Saturday, February 24, 2007

Mental illness and yellow wallpaper

yellow wallpaperAs the saying goes: “Those who write never need a check-up from the neck up.” The invigorating powers of the page can be utilized to pull people out of their depression. But this hasn’t always been so obvious. Victorian Era doctors treated psychological ailments the same as physical ones with disastrous results. It took a terrifying story of mental collapse, “The Yellow Wallpaper” by Charlotte Perkins Gilman, to help popularize modern therapy.
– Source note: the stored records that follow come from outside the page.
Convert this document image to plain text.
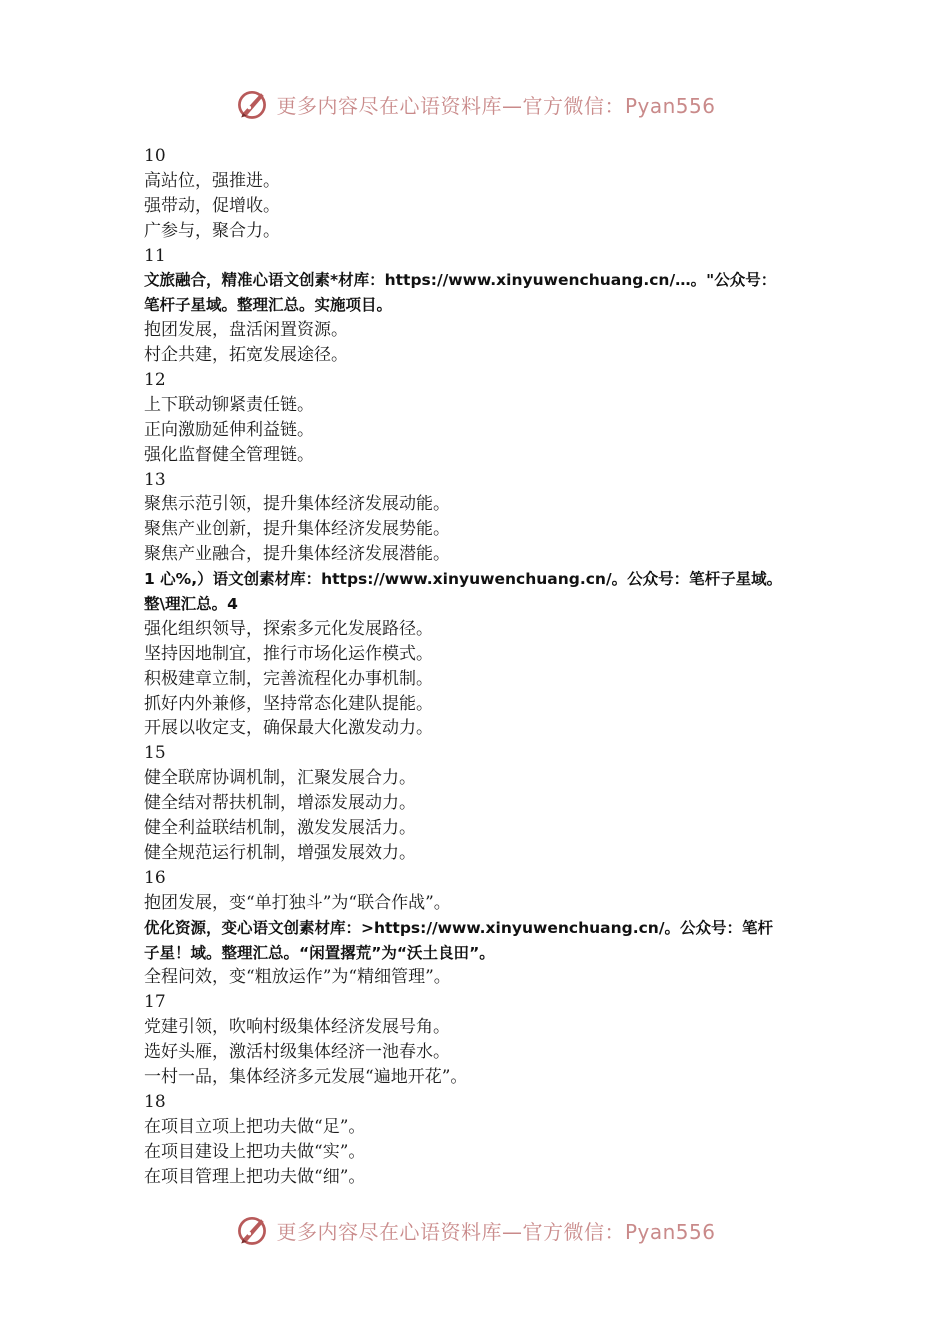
更多内容尽在心语资料库—官方微信：Pyan556
10
高站位，强推进。
强带动，促增收。
广参与，聚合力。
11
文旅融合，精准心语文创素*材库：https://www.xinyuwenchuang.cn/…。"公众号：
笔杆子星域。整理汇总。实施项目。
抱团发展，盘活闲置资源。
村企共建，拓宽发展途径。
12
上下联动铆紧责任链。
正向激励延伸利益链。
强化监督健全管理链。
13
聚焦示范引领，提升集体经济发展动能。
聚焦产业创新，提升集体经济发展势能。
聚焦产业融合，提升集体经济发展潜能。
1 心%,）语文创素材库：https://www.xinyuwenchuang.cn/。公众号：笔杆子星域。
整\理汇总。4
强化组织领导，探索多元化发展路径。
坚持因地制宜，推行市场化运作模式。
积极建章立制，完善流程化办事机制。
抓好内外兼修，坚持常态化建队提能。
开展以收定支，确保最大化激发动力。
15
健全联席协调机制，汇聚发展合力。
健全结对帮扶机制，增添发展动力。
健全利益联结机制，激发发展活力。
健全规范运行机制，增强发展效力。
16
抱团发展，变“单打独斗”为“联合作战”。
优化资源，变心语文创素材库：>https://www.xinyuwenchuang.cn/。公众号：笔杆
子星！域。整理汇总。“闲置撂荒”为“沃土良田”。
全程问效，变“粗放运作”为“精细管理”。
17
党建引领，吹响村级集体经济发展号角。
选好头雁，激活村级集体经济一池春水。
一村一品，集体经济多元发展“遍地开花”。
18
在项目立项上把功夫做“足”。
在项目建设上把功夫做“实”。
在项目管理上把功夫做“细”。
更多内容尽在心语资料库—官方微信：Pyan556
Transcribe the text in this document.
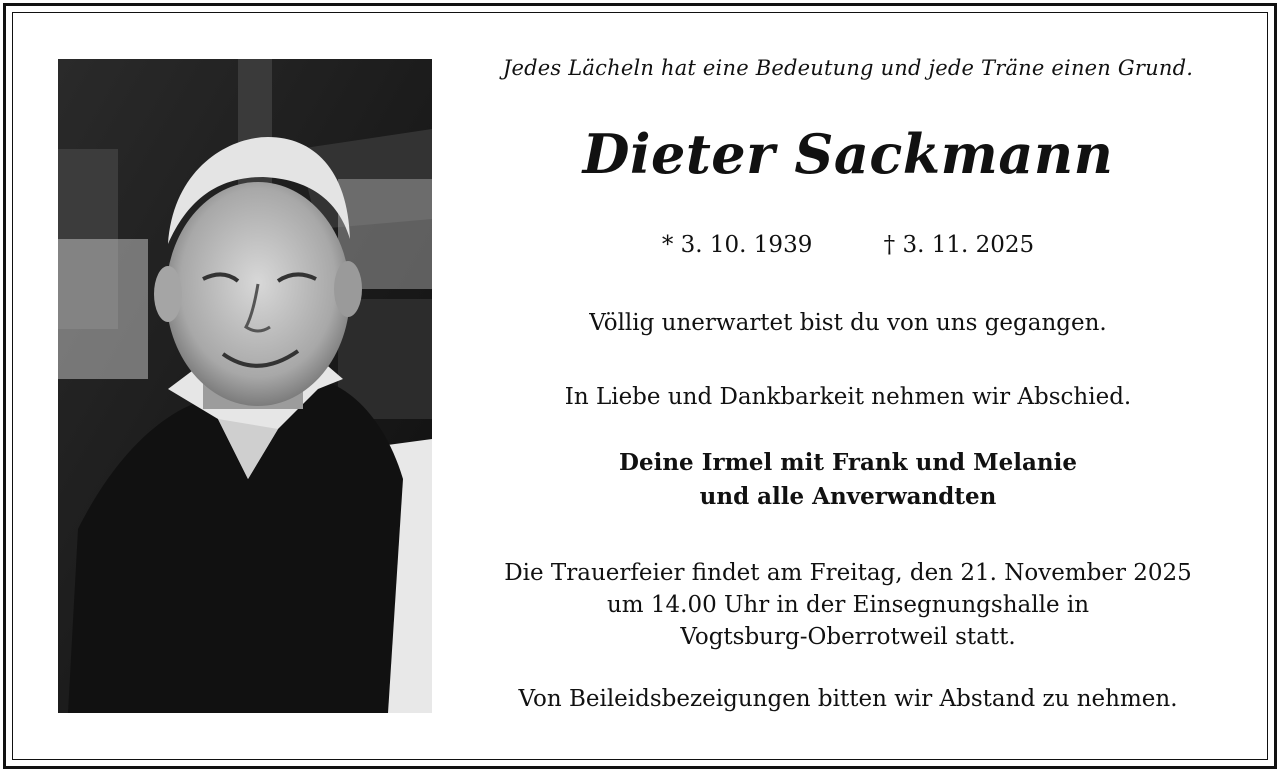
Jedes Lächeln hat eine Bedeutung und jede Träne einen Grund.
Dieter Sackmann
* 3. 10. 1939	† 3. 11. 2025
Völlig unerwartet bist du von uns gegangen.
In Liebe und Dankbarkeit nehmen wir Abschied.
Deine Irmel mit Frank und Melanie
und alle Anverwandten
Die Trauerfeier findet am Freitag, den 21. November 2025
um 14.00 Uhr in der Einsegnungshalle in
Vogtsburg-Oberrotweil statt.
Von Beileidsbezeigungen bitten wir Abstand zu nehmen.
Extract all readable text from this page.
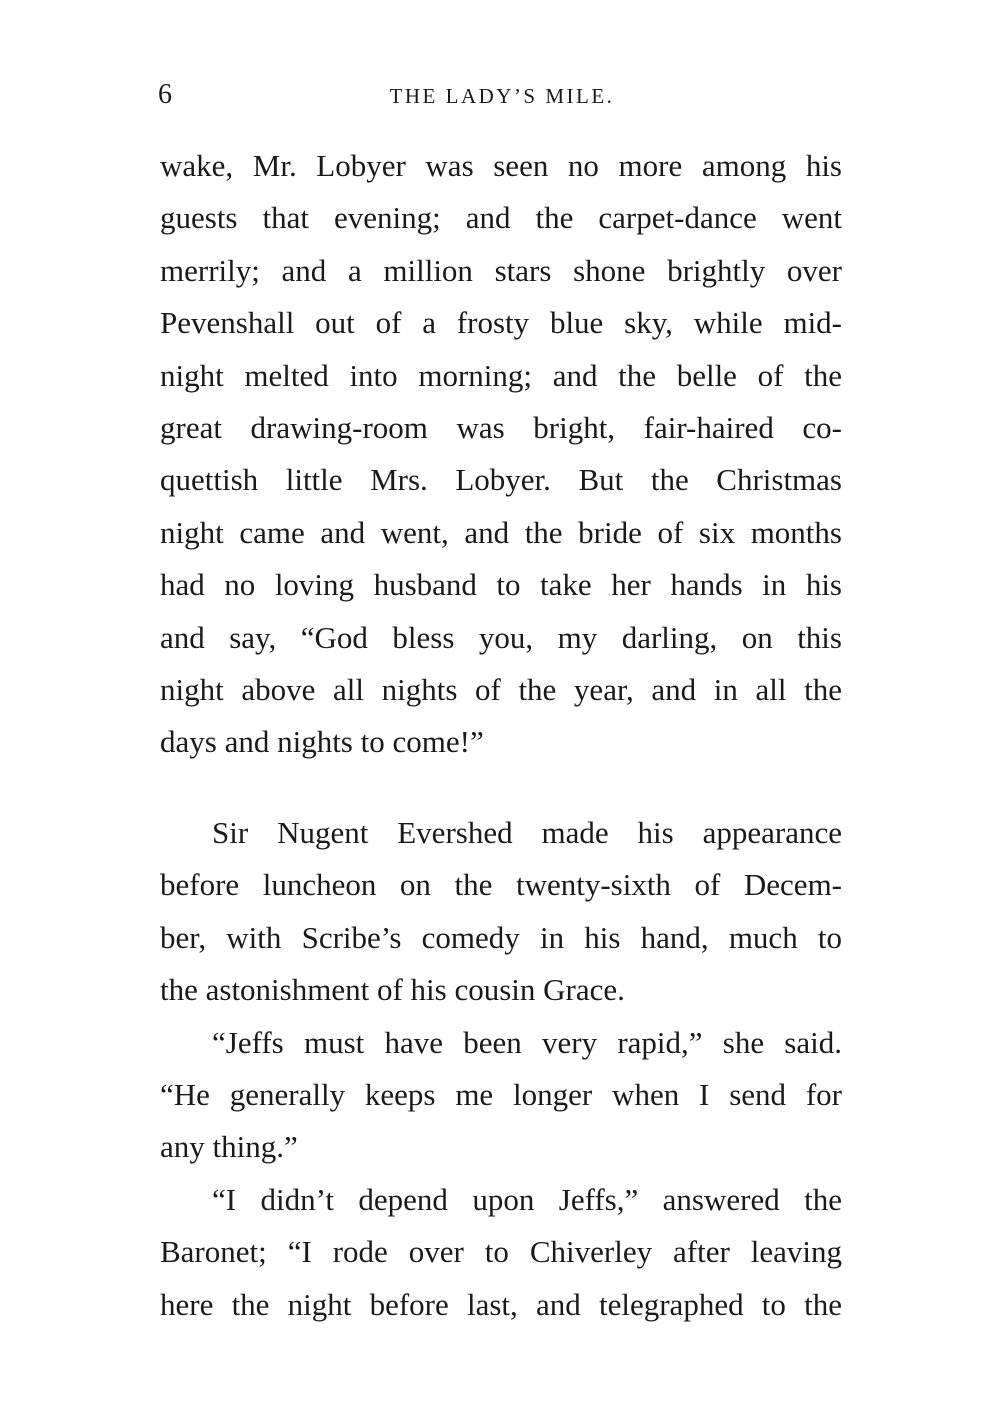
6	THE LADY’S MILE.
wake, Mr. Lobyer was seen no more among his
guests that evening; and the carpet-dance went
merrily; and a million stars shone brightly over
Pevenshall out of a frosty blue sky, while mid-
night melted into morning; and the belle of the
great drawing-room was bright, fair-haired co-
quettish little Mrs. Lobyer. But the Christmas
night came and went, and the bride of six months
had no loving husband to take her hands in his
and say, “God bless you, my darling, on this
night above all nights of the year, and in all the
days and nights to come!”
Sir Nugent Evershed made his appearance
before luncheon on the twenty-sixth of Decem-
ber, with Scribe’s comedy in his hand, much to
the astonishment of his cousin Grace.
“Jeffs must have been very rapid,” she said.
“He generally keeps me longer when I send for
any thing.”
“I didn’t depend upon Jeffs,” answered the
Baronet; “I rode over to Chiverley after leaving
here the night before last, and telegraphed to the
Tame by today’s standards, when first published the story provoked a physician to respond by stating that “it was enough to drive anyone mad to read it.” For those not familiar with the piece it gives us a glimpse of the journal entries of a woman experiencing a mental breakdown. At first she feels alienated. Her husband, a physician, misdiagnoses her sickness, locking her in a dark nursery away from any social interaction. As the woman sinks deeper into her imaginary world she obsesses about the ugly yellow wallpaper in her room. She sees crepuscular visions in the pattern, a non-linear narrative about toadstools and an encaged woman. By the end, she inhabits these nightmarish visions, irrevocably immersed in her lunacy.

This is loosely based on true events in Gilman’s life. She in reality had melancholia and her doctor at the time instructed her to avoid people, try not to engage in matters intellectual and above all never write again. After following the doctor’s orders she noticed her condition hadn‘t improved, instead the opposite was painfully true. Disregarding the physician’s misdirection, Gilman discovered her own cure, subsequently retelling a fictionalized account of her ordeal in “The Yellow Wallpaper”.

Upon it’s publication in 1891 she received instantaneous praise. One specialist wrote to say it was “the best description of incipient insanity“ he had ever read. There is even a case of a woman with the same disease who was cured after heeding the advice prescribed by Gilman‘s cautionary tale.

As for the author’s doctor who almost led her into mental ruin, Gilman sent him a copy of the story but he never replied. However, she heard years later that he augmented his treatment of the illness, after being one of many to realize the differences between physical and mental afflictions.